Now that I’m “old”, I can do whatever I want…..
How do you feel about your aging process? These photos are from a spontaneous series of selfies, taken on my computer, for a visual storytelling workshop assignment. No makeup. No dressing up for the camera. I felt amazingly at ease and, as you can see, I even managed a big smile. I dislike being in front of the camera.
I think I look pretty damned good for a 62 year old woman. And, I’m not ashamed of my age or appearing in my natural state. Though obviously my crooked teeth were bothering me! Some women fret about their wrinkles, their gray hair, and age spots, and all the various things our society labels “old”.
Screw that. Who says we have to live, or look, act, or dress a certain way?
We’d all be much happier if we asked ourselves more often, “What do I want right now? What do I need?” And then went about doing what felt right for us in the moment — with little regard for public opinion.
I bet we’d eat more ice cream, spend less money on makeup, smile more, and enjoy the simpler things in life. With abandon. And with a great sense of being happily in charge of our own lives.
Yet we don’t.
And it affects our relationships and jobs and our sex lives. It adds an extra layer of stress in our lives.
I’m looking at what it’s like to age and how some of my peers struggle with each new birthday. When I see my pictures I see a woman who looks comfortable in her own skin and at ease with herself. She’s not hiding behind a veneer of makeup, acting age-appropriately, or screaming to be seen.
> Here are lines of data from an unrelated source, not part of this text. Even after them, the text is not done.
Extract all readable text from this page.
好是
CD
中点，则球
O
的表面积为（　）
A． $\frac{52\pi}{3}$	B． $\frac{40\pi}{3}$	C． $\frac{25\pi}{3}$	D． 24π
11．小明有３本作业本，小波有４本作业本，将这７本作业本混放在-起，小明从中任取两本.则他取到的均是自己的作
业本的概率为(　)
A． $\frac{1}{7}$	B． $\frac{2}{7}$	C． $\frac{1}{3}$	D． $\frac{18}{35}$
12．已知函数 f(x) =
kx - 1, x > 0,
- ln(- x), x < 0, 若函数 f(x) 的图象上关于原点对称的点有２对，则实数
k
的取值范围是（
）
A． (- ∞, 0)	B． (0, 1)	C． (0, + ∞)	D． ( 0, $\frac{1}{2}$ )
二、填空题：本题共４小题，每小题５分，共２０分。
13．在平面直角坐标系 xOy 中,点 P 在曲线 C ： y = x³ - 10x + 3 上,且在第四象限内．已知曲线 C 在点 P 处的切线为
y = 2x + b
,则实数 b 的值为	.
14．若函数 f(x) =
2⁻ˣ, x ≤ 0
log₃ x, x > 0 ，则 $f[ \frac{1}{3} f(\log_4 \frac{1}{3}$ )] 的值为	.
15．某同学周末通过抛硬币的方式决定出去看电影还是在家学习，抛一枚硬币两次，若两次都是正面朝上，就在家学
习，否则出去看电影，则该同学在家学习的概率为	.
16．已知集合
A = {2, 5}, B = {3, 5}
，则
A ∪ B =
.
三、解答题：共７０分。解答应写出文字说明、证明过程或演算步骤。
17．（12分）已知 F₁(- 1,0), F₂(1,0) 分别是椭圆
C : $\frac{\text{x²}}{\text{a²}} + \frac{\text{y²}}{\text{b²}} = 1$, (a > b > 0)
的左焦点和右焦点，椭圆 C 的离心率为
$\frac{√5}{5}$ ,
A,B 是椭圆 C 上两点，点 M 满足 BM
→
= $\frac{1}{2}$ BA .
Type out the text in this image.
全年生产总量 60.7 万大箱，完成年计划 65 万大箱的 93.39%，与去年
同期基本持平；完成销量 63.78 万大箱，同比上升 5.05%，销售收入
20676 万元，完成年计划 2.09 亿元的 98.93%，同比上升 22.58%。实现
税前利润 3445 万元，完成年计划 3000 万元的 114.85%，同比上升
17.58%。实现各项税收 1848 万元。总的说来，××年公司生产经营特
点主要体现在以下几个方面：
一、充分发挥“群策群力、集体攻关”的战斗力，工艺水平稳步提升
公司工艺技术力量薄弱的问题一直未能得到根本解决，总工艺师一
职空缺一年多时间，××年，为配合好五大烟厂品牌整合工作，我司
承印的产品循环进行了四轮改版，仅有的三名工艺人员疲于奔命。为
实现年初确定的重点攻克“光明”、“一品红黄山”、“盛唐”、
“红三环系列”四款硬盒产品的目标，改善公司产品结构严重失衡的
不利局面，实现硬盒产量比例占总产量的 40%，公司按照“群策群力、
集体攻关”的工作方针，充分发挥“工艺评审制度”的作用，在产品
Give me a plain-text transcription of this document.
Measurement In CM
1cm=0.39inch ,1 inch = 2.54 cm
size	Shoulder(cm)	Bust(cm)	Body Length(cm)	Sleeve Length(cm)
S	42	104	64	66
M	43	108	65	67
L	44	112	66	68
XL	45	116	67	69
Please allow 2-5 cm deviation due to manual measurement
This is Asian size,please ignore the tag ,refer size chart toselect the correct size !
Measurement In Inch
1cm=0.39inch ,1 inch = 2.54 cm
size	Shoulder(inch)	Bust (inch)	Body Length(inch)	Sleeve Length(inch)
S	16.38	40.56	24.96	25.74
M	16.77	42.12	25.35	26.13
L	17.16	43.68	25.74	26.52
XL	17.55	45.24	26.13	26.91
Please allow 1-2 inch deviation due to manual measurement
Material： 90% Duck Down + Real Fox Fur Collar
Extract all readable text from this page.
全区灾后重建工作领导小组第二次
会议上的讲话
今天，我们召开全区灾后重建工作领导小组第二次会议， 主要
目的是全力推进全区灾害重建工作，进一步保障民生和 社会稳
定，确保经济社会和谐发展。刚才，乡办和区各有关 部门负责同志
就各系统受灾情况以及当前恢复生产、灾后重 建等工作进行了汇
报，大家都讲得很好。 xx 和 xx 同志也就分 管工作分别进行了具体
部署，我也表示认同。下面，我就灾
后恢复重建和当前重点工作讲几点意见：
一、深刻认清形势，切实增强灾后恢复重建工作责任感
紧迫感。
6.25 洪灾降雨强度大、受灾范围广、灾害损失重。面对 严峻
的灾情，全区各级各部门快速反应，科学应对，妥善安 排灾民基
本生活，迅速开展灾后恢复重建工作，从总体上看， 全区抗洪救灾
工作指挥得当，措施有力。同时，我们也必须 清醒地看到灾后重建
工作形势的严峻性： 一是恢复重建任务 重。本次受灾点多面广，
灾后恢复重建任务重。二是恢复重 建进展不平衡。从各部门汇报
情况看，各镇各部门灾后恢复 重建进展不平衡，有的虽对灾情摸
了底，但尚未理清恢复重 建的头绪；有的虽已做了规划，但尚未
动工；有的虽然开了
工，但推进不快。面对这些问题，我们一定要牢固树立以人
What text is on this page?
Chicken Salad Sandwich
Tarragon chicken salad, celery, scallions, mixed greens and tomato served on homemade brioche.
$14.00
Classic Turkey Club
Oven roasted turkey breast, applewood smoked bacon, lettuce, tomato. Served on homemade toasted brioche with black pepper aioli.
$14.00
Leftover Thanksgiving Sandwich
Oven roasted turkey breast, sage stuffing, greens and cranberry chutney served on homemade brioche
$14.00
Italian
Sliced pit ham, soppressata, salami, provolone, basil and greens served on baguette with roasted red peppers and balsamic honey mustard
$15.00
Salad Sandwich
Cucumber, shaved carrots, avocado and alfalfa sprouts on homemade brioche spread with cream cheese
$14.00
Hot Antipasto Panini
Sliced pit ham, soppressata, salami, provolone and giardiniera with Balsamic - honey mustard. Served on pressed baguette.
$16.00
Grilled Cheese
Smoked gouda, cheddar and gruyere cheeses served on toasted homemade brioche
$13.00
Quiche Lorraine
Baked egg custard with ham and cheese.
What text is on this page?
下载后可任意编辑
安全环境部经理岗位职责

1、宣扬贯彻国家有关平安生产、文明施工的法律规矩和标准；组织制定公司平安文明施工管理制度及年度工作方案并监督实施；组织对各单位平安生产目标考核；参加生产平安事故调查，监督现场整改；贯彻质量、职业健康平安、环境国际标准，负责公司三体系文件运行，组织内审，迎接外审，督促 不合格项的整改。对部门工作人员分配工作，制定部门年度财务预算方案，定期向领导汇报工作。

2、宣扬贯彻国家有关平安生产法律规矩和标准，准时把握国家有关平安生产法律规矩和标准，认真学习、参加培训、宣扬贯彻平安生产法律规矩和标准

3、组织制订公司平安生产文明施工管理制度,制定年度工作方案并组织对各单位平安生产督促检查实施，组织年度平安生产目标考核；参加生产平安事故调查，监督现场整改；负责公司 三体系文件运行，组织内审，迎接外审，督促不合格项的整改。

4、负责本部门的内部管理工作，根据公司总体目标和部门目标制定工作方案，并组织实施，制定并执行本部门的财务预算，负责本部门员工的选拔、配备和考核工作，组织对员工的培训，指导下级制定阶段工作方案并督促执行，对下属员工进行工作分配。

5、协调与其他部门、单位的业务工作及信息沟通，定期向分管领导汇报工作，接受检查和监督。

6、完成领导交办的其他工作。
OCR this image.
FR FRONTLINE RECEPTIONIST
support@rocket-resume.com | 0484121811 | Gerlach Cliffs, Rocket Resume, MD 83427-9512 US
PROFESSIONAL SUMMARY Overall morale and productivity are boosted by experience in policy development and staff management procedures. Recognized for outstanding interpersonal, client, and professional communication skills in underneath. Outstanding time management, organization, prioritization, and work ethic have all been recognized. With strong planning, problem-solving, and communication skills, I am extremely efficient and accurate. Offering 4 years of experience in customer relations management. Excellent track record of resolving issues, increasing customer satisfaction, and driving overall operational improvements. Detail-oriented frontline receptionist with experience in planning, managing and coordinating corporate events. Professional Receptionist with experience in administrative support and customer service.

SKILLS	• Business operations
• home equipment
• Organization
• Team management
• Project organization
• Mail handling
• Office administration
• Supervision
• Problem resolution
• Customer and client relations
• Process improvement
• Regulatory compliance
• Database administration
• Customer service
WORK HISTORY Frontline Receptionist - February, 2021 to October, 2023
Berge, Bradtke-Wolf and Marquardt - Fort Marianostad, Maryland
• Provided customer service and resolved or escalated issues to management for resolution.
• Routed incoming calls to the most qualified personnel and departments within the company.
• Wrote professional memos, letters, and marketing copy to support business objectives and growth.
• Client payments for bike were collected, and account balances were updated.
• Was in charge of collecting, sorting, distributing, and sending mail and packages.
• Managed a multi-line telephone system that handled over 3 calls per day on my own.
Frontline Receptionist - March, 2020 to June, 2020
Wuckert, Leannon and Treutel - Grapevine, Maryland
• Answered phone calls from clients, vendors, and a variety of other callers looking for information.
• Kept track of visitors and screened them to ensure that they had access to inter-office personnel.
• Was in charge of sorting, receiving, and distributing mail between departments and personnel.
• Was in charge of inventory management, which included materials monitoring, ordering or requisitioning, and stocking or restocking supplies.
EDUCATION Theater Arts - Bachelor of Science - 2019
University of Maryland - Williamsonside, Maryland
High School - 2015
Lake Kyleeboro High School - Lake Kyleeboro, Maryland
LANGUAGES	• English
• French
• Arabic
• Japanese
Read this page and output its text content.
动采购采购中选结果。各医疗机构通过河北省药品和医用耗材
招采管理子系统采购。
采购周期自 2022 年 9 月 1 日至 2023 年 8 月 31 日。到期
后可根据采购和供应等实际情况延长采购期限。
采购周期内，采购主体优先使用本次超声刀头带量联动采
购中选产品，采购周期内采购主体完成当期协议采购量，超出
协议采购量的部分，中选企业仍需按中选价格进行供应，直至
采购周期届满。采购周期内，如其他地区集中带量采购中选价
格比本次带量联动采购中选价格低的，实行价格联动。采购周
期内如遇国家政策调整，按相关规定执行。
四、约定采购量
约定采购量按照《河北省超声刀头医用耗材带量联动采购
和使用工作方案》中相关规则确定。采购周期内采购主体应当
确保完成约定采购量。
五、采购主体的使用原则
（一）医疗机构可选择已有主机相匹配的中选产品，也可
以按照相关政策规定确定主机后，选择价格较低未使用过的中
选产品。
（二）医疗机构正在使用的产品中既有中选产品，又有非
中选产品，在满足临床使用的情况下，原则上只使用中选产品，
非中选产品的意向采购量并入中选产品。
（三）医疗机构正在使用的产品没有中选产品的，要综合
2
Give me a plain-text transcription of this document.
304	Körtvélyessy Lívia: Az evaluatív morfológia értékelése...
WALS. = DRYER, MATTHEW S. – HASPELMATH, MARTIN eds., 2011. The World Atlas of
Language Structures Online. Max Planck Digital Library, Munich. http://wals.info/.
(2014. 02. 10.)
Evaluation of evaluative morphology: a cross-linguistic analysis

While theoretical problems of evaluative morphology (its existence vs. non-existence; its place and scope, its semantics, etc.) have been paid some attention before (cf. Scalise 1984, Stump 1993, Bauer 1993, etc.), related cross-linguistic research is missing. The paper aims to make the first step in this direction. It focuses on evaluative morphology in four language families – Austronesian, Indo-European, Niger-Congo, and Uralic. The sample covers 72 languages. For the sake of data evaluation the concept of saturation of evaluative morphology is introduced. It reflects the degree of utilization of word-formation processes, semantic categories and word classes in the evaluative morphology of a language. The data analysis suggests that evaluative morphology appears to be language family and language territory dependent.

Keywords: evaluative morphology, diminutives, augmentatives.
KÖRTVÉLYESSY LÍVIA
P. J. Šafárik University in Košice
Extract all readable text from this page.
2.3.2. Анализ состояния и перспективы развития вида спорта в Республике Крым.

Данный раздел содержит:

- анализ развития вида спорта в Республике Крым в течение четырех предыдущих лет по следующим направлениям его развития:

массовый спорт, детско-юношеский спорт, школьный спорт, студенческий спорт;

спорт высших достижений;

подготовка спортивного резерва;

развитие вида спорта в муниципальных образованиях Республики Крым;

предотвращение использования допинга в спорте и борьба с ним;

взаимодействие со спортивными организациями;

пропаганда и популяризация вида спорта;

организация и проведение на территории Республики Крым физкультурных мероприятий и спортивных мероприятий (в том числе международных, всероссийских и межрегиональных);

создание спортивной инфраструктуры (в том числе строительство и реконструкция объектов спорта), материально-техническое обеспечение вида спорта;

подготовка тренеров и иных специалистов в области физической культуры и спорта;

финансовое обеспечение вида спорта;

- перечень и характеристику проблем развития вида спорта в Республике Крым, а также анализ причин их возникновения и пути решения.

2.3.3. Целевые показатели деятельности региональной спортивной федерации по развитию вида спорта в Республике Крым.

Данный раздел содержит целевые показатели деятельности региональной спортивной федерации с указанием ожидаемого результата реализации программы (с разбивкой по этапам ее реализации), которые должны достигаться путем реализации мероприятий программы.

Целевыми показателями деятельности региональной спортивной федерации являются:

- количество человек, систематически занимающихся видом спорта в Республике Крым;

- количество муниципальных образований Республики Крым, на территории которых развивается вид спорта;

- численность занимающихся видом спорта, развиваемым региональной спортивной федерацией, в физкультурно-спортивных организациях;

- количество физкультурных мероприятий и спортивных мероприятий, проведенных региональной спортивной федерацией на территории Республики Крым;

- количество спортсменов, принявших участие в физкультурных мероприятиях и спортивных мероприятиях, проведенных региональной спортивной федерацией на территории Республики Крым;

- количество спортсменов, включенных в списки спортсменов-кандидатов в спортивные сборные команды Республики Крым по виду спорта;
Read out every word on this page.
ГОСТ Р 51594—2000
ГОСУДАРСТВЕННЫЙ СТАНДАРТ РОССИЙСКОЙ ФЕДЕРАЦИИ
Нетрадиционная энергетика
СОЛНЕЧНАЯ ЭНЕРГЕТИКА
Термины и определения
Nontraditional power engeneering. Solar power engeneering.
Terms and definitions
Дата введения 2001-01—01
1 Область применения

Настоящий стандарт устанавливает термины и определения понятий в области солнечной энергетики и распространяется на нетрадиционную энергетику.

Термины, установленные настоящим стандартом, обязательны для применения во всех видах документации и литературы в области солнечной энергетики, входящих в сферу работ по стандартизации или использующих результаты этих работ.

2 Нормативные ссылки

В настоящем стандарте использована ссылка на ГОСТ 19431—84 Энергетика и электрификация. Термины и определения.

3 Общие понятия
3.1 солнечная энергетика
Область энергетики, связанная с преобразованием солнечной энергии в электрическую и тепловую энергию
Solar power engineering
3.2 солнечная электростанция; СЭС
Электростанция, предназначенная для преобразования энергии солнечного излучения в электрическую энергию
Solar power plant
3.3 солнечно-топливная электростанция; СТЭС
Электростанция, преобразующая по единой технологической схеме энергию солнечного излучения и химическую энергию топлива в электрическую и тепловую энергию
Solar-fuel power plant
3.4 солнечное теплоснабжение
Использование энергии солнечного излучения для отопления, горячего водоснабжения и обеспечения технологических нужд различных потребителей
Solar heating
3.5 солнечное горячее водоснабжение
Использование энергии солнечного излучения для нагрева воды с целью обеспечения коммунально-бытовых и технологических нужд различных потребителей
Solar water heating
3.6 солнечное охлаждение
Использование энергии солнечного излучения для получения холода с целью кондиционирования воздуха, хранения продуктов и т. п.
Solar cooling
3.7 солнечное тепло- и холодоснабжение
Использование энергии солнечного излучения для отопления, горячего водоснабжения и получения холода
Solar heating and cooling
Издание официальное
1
Nor does she seem to need to hide her age. She’s just living life in a way, that in this quick moment, looks easier than it really is. If we’re being honest.
I’ll admit that I want to look good. And most days I use a bit of under eye concealer and a little blush. Lipstick, once in a blue moon. I love clothes and shoes and I have a style that feels comfortable — which, having been the same for a few decades, seems to be considered “acceptable” for a woman of my age. I’m working on changing the acceptable bit.
I think “acceptable” and “age-appropriate” are stupid terms for a grown woman.
So, why the focus on me? Aging seems to be harder for women. We live in a society that worships youth. In our youth, marketing-driven culture, women lose their appeal as they get older. Old and Aging have negative connotations. Personally I much prefer getting older to the alternative. Yet I see so many women fretting about their age and I see companies creating and profiting from our fear of getting “Old”.
When we buy into that crap we weigh ourselves down with anxiety and low self-esteem. Women who get caught in that trap spend their time and money trying to trick themselves in being young again. To what end? Where’s the satisfaction in feeling panicky about your age, or the number of age spots on your hand, or the sagging neck?
In the visual storytelling workshop we talked about disrupting traditional narratives. I like the idea of disrupting expectations about aging. I want to counter traditional notions and do things differently. To embrace what I have and do what suits my wants and needs, not what our culture dictates. It means letting go of the lie that we have to look young to be vibrant and vital. It means being less concerned about what others think.
I invite you to share, here or just with ourself, how you’re disrupting your aging process. What are you doing, as your 50’s and 60’s approach, to show up in a way that feels uniquely you?
Me? Proclaiming my sexuality, getting bolder, speaking up. Adding more color.